What is the Prima RNApols™ ExTend promoter sequence?

TTGATTAATTAAC CCACACTATAGGG

Will the Prima RNApols™ ExTend kit work with the T7 promoter?

No, the Prima RNApols™ ExTend polymerase is only compatible with the Prima ExTend promoter. This sequence must be incorporated into the DNA template of interest to successfully generate mRNA during IVT.

Will the Prima RNApols™ ExTend kit work with any transcription start site (TSS)?

Yes, however, there are certain TSS that Prima RNApols™ ExTend is ideally suited for.

Can I use my preferred cap analogue with this kit?

… ideally suited for post-translational capping [Leave off until we have the data?]

What is in the 5x Reaction Buffer?

A buffer system that includes traditional IVT reaction components.

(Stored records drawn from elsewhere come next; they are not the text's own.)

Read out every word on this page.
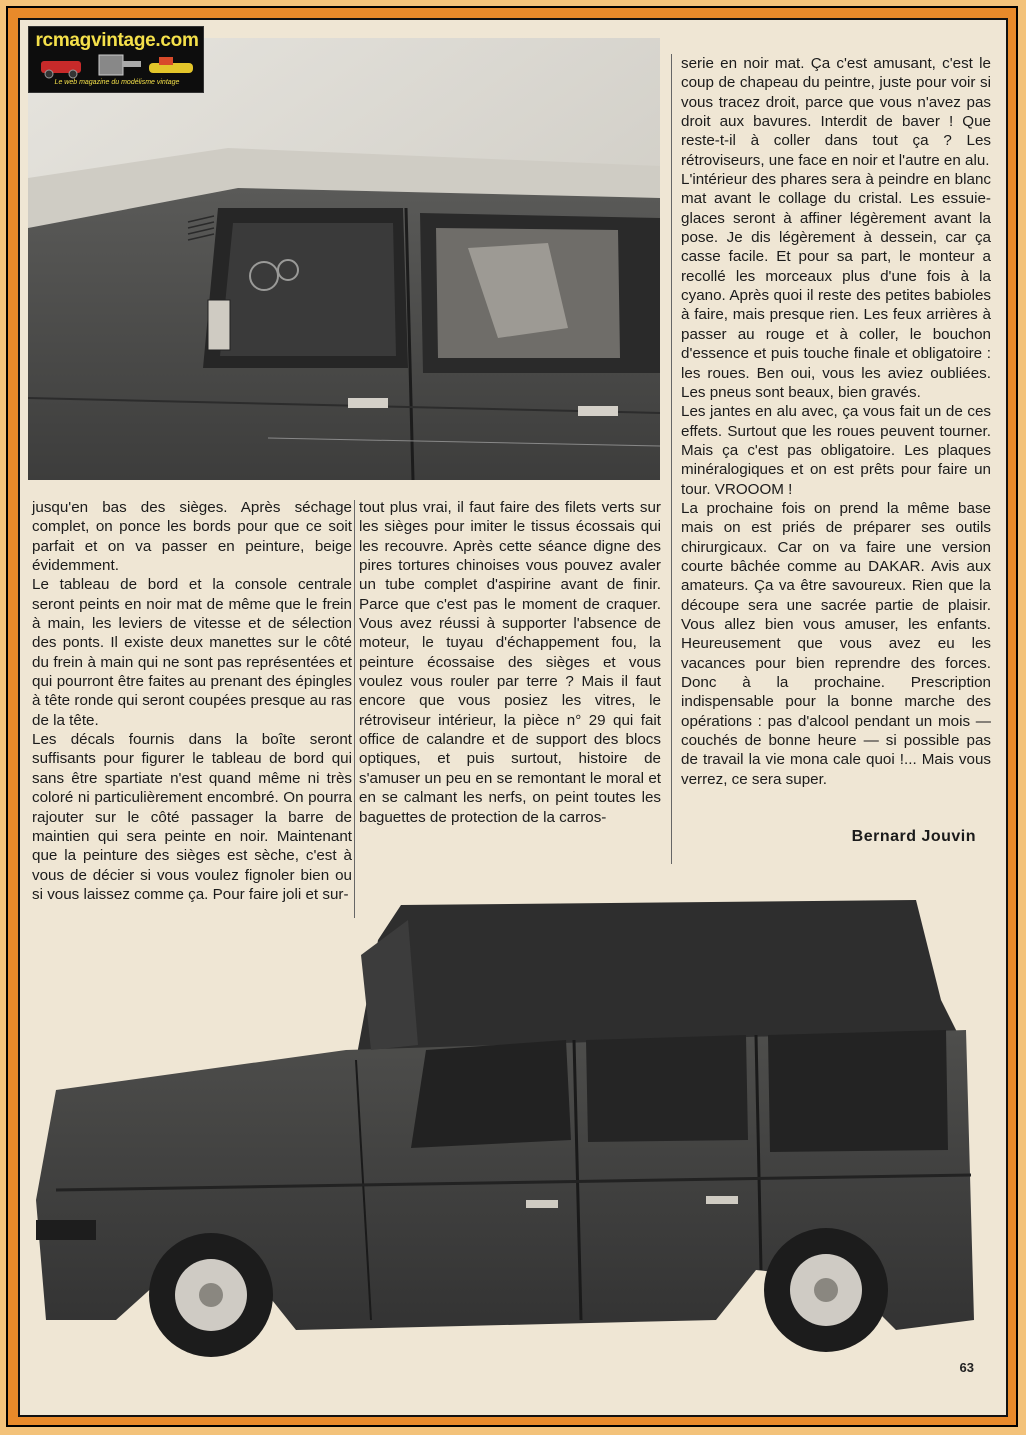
rcmagvintage.com
Le web magazine du modélisme vintage
serie en noir mat. Ça c'est amusant, c'est le coup de chapeau du peintre, juste pour voir si vous tracez droit, parce que vous n'avez pas droit aux bavures. Interdit de baver ! Que reste-t-il à coller dans tout ça ? Les rétroviseurs, une face en noir et l'autre en alu.
L'intérieur des phares sera à peindre en blanc mat avant le collage du cristal. Les essuie-glaces seront à affiner légèrement avant la pose. Je dis légèrement à dessein, car ça casse facile. Et pour sa part, le monteur a recollé les morceaux plus d'une fois à la cyano. Après quoi il reste des petites babioles à faire, mais presque rien. Les feux arrières à passer au rouge et à coller, le bouchon d'essence et puis touche finale et obligatoire : les roues. Ben oui, vous les aviez oubliées. Les pneus sont beaux, bien gravés.
Les jantes en alu avec, ça vous fait un de ces effets. Surtout que les roues peuvent tourner. Mais ça c'est pas obligatoire. Les plaques minéralogiques et on est prêts pour faire un tour. VROOOM !
La prochaine fois on prend la même base mais on est priés de préparer ses outils chirurgicaux. Car on va faire une version courte bâchée comme au DAKAR. Avis aux amateurs. Ça va être savoureux. Rien que la découpe sera une sacrée partie de plaisir. Vous allez bien vous amuser, les enfants. Heureusement que vous avez eu les vacances pour bien reprendre des forces. Donc à la prochaine. Prescription indispensable pour la bonne marche des opérations : pas d'alcool pendant un mois — couchés de bonne heure — si possible pas de travail la vie mona cale quoi !... Mais vous verrez, ce sera super.
jusqu'en bas des sièges. Après séchage complet, on ponce les bords pour que ce soit parfait et on va passer en peinture, beige évidemment.
Le tableau de bord et la console centrale seront peints en noir mat de même que le frein à main, les leviers de vitesse et de sélection des ponts. Il existe deux manettes sur le côté du frein à main qui ne sont pas représentées et qui pourront être faites au prenant des épingles à tête ronde qui seront coupées presque au ras de la tête.
Les décals fournis dans la boîte seront suffisants pour figurer le tableau de bord qui sans être spartiate n'est quand même ni très coloré ni particulièrement encombré. On pourra rajouter sur le côté passager la barre de maintien qui sera peinte en noir. Maintenant que la peinture des sièges est sèche, c'est à vous de décier si vous voulez fignoler bien ou si vous laissez comme ça. Pour faire joli et sur-
tout plus vrai, il faut faire des filets verts sur les sièges pour imiter le tissus écossais qui les recouvre. Après cette séance digne des pires tortures chinoises vous pouvez avaler un tube complet d'aspirine avant de finir. Parce que c'est pas le moment de craquer. Vous avez réussi à supporter l'absence de moteur, le tuyau d'échappement fou, la peinture écossaise des sièges et vous voulez vous rouler par terre ? Mais il faut encore que vous posiez les vitres, le rétroviseur intérieur, la pièce n° 29 qui fait office de calandre et de support des blocs optiques, et puis surtout, histoire de s'amuser un peu en se remontant le moral et en se calmant les nerfs, on peint toutes les baguettes de protection de la carros-
Bernard Jouvin
63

Can I use more or less than 8nM DNA template?

Yes. 8nM is suggested as it results in consistently high yields of high-quality mRNA product across different template lengths. Using more or less DNA template will still work but may affect yield and/or quality of your end product.

Can I use a different reaction buffer than the one provided in the kit?

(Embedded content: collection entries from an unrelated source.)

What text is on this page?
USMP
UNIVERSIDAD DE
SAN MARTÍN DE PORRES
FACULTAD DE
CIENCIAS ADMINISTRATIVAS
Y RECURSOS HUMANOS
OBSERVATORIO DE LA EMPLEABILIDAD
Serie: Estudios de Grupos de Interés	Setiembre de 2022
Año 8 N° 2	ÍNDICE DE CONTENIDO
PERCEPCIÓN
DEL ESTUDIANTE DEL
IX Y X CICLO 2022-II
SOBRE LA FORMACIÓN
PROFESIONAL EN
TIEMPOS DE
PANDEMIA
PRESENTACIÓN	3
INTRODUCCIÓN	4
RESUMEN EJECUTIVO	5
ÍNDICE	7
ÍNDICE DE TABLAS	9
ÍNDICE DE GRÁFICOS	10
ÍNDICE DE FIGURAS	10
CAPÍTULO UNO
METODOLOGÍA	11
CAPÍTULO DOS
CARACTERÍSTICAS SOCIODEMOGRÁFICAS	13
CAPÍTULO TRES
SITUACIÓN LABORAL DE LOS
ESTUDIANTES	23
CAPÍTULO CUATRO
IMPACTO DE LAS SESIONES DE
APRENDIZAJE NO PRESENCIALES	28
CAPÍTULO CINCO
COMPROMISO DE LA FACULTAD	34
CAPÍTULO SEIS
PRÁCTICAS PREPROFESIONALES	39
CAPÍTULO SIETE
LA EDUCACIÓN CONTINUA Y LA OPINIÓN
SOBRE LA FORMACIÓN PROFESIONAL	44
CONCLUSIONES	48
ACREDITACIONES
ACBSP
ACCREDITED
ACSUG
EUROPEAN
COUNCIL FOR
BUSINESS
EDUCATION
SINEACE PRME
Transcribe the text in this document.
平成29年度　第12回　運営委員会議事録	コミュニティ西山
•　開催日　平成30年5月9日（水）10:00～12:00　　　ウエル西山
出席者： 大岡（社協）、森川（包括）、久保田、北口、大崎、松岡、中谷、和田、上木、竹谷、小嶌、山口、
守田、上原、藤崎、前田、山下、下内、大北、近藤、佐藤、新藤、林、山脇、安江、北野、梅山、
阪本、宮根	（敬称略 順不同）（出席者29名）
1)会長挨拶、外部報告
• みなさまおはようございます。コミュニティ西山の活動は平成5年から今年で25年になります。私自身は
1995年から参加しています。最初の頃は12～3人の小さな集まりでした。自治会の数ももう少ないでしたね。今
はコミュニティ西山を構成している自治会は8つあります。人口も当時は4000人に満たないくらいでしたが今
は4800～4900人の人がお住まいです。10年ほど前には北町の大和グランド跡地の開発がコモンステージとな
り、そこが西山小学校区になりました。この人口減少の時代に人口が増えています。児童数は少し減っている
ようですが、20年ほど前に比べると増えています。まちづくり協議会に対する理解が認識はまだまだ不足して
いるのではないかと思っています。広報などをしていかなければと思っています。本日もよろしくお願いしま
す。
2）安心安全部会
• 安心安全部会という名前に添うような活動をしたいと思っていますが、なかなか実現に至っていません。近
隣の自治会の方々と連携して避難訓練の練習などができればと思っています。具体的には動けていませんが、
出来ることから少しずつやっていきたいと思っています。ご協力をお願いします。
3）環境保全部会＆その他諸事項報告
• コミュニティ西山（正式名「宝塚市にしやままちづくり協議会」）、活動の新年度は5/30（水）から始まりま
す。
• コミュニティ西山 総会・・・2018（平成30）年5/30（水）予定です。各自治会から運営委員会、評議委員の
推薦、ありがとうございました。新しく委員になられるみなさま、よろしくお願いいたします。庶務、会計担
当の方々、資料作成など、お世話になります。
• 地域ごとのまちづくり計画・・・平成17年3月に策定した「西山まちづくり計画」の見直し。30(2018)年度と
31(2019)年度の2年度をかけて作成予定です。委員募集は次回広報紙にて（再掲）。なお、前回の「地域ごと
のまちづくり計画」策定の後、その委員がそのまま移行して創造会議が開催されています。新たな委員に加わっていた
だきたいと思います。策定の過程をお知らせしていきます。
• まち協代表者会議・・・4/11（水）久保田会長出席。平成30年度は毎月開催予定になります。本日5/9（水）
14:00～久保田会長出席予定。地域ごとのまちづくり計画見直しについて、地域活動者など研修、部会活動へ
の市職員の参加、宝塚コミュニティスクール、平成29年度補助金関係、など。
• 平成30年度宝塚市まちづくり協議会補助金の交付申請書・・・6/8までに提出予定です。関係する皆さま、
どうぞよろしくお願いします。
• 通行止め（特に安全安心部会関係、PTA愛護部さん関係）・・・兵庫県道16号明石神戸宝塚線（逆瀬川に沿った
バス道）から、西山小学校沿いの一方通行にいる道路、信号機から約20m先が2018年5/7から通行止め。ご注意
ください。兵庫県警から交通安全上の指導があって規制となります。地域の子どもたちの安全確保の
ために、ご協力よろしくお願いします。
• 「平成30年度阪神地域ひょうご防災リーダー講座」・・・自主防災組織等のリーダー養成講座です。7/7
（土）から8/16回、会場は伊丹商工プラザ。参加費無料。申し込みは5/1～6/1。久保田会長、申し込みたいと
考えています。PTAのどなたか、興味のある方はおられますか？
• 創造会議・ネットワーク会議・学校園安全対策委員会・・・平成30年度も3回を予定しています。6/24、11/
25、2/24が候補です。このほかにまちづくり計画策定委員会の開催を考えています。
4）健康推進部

Yes, but the 5x Reaction Buffer in the kit has been optimized for Prima RNApols™ ExTend.

How do I incorporate the Prima RNApols™ ExTend polymerase promoter into my DNA template?

By PCR. Use a forward primer with the Prima RNApols™ ExTend sequence above with a 20 nt overlap of your template’s 5’ end, and a reverse complement primer complementary to your template’s 3’ end.

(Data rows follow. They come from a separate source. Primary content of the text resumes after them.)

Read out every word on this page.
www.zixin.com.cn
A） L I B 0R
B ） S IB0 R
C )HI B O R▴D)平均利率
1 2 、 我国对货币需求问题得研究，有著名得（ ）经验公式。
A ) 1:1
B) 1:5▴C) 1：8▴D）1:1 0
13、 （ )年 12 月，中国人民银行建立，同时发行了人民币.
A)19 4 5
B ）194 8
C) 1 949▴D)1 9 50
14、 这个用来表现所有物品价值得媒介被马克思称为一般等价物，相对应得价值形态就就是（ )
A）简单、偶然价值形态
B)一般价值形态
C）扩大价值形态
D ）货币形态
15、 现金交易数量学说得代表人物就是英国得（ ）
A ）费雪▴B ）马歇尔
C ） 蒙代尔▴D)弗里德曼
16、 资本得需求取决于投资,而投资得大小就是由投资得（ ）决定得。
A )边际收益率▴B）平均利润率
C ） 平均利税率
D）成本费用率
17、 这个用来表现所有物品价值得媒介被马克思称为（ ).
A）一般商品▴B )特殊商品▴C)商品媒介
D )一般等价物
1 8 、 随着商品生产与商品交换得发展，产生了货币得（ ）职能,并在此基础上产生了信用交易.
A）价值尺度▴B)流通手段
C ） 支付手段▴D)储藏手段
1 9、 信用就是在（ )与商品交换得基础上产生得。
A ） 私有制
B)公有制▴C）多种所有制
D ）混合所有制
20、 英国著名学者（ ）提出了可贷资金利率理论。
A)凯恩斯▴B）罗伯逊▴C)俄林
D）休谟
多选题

How can the yield of RNA be maximized when using Prima RNApols™ ExTend polymerase?

Increase the concentration of IVT components.

Do I need to purify the RNA before transfection into mammalian cells or measuring translation in an in vitro system?

It’s recommended to purify the RNA to remove IVT components.

Will the Prima RNApols™ ExTend polymerase work on both PCR and plasmid-based templates?

Yes, it will work on both types of DNA templates.